# Indie Game Challenge



## binsky3333 (Aug 2, 2009)

Take a look. Looks pretty awesome $100,000 grand prize and a publishing deal.

Anyone interested? I'd be more than happy to get together a team.

Gonna need coder(me), modelers, game design, level design, artists and tester(TPU of course!!).

Whoops sorry about tht lol.

http://www.indiegamechallenge.com/


----------



## sneekypeet (Aug 2, 2009)

no linky to look at.


----------



## Kreij (Aug 3, 2009)

I posted this a week ago.

It would be fun, but I am a coder and have very little experience in asset production (modelling, textures, levels, etc.).


----------



## 3870x2 (Aug 3, 2009)

Kreij said:


> I posted this a week ago.
> 
> It would be fun, but I am a coder and have very little experience in asset production (modelling, textures, levels, etc.).
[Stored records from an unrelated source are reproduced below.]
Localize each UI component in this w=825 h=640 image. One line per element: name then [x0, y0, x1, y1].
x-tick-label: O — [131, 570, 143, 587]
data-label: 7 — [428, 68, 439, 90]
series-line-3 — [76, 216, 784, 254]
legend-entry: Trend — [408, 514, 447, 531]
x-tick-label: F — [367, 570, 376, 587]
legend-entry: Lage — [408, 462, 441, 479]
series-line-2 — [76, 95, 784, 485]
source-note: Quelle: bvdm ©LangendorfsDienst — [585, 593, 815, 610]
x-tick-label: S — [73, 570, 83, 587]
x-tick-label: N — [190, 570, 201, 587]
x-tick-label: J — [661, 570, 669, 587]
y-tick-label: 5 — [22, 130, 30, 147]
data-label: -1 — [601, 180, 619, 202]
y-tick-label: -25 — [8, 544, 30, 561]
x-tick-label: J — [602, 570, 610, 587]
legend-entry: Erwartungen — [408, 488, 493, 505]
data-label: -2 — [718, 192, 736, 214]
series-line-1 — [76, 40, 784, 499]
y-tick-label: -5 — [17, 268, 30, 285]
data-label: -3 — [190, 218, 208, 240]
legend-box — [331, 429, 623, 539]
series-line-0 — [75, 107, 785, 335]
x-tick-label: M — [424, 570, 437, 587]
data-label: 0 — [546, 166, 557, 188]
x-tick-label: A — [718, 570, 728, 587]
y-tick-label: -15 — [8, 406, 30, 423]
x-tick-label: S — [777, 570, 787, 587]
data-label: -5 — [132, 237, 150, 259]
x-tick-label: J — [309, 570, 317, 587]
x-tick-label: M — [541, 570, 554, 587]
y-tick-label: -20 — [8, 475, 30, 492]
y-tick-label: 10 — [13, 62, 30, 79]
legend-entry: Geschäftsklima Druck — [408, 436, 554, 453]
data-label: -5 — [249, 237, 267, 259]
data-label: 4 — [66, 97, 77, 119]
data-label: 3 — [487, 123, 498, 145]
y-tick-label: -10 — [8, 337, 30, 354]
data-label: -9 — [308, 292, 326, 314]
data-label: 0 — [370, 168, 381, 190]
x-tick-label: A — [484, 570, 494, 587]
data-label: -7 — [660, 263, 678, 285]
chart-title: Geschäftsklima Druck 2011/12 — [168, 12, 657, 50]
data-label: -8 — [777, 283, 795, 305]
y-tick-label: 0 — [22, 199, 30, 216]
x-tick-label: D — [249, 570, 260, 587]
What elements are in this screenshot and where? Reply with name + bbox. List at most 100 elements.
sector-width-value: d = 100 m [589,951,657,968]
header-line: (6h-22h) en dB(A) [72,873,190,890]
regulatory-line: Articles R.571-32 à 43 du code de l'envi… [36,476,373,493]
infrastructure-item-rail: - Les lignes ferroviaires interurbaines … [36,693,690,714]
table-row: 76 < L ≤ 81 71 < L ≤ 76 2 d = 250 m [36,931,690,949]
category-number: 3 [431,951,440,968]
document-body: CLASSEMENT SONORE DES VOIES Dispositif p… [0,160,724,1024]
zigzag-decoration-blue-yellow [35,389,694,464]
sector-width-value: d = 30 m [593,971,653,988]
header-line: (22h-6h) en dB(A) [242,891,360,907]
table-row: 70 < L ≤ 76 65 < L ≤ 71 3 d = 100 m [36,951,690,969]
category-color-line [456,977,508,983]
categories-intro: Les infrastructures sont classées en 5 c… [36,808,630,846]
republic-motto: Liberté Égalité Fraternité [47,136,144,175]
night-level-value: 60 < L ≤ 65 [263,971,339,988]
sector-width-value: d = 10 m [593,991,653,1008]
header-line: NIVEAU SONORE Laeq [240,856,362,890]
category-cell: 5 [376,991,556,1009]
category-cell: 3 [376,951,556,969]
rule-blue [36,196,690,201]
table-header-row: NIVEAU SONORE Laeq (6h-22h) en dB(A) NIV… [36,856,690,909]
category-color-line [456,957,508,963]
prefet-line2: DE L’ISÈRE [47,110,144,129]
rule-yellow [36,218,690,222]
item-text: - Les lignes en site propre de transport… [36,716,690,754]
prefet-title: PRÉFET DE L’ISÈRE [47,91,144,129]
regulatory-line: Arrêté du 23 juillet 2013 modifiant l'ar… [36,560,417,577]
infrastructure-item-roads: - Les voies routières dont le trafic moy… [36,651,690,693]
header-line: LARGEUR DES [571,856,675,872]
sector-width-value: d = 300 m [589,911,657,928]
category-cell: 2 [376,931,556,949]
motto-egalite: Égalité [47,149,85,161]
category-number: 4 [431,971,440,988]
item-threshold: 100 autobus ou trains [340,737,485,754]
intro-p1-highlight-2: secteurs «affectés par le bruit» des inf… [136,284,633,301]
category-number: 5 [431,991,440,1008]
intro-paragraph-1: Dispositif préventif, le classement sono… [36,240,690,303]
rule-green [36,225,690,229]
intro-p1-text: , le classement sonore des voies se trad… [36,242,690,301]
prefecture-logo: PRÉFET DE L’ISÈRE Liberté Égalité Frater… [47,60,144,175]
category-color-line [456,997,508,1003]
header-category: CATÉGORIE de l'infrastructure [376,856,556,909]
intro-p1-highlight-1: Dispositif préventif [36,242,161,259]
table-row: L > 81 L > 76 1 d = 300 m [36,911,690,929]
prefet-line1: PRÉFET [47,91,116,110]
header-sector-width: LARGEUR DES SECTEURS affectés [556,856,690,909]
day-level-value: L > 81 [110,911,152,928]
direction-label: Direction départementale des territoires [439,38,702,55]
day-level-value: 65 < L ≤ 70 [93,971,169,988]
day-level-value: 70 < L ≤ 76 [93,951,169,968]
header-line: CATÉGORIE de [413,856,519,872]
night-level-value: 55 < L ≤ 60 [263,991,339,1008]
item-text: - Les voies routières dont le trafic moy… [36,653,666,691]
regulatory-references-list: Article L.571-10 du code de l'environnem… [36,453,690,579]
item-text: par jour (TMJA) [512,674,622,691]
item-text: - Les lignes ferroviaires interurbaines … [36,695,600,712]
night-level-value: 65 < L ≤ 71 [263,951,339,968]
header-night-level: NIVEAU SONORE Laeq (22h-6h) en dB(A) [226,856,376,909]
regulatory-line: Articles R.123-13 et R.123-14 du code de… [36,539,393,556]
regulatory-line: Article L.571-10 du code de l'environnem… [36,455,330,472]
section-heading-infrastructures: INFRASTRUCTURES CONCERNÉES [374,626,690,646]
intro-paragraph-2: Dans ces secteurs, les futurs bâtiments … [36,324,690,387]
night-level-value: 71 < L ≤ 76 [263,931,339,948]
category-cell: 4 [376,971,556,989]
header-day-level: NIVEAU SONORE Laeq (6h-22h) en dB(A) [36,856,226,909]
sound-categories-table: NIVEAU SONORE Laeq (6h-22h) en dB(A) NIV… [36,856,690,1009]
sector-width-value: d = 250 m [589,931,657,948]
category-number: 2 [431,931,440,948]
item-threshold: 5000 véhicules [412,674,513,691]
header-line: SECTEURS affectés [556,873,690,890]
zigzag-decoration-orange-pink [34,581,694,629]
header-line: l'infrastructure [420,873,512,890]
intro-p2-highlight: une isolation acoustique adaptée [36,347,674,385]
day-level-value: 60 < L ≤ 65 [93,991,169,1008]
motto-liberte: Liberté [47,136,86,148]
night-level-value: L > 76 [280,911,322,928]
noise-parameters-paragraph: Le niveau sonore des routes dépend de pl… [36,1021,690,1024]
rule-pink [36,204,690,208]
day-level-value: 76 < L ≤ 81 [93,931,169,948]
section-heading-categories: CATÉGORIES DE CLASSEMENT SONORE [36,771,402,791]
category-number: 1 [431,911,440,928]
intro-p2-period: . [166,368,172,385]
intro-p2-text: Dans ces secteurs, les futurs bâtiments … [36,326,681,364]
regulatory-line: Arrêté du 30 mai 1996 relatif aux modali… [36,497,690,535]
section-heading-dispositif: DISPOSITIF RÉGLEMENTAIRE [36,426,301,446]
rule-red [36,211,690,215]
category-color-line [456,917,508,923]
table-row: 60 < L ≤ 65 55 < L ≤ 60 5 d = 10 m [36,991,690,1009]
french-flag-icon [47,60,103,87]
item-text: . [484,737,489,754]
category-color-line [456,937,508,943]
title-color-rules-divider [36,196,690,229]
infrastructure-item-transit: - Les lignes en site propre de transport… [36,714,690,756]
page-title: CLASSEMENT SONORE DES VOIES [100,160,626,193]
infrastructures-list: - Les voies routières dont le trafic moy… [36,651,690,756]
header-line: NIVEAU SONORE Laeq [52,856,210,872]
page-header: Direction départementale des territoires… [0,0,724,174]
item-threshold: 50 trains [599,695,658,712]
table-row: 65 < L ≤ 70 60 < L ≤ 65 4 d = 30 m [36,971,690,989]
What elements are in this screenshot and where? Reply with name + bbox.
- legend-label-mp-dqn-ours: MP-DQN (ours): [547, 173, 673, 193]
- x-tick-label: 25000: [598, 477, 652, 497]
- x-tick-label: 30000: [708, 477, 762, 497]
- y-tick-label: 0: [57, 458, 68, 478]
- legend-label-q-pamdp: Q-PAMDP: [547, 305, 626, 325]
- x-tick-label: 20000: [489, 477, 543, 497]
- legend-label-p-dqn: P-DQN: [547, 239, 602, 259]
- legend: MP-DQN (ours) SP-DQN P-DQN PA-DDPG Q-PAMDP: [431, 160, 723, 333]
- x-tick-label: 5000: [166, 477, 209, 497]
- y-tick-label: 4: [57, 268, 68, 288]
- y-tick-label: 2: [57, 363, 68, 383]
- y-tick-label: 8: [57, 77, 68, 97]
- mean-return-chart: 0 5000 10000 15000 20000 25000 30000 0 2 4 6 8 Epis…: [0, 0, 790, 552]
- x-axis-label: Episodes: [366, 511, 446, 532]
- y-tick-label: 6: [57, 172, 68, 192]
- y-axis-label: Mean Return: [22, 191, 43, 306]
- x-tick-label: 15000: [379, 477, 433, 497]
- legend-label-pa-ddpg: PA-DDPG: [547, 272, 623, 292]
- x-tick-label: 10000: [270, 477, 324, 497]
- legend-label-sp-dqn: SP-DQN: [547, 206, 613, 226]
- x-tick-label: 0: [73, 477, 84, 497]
Kreij, you are very professional, you would be a great asset to the team.  I would love to be a part of any game design, but my coding skills are minimal.  I do great photoshop work and do have webmaster experience.  I am also an idea man/think tank in terms of originality.  OpenGL is very portable, and from what I hear, fairly easy to program.  Most indie games are puzzle or puzzle type action games.  What type of game are we going to make?


----------



## binsky3333 (Aug 4, 2009)

Lol right after i posted it i noticed that you posted it haha! I think i am going to enter my game survival defense. I am really gonna have to get a move on.


----------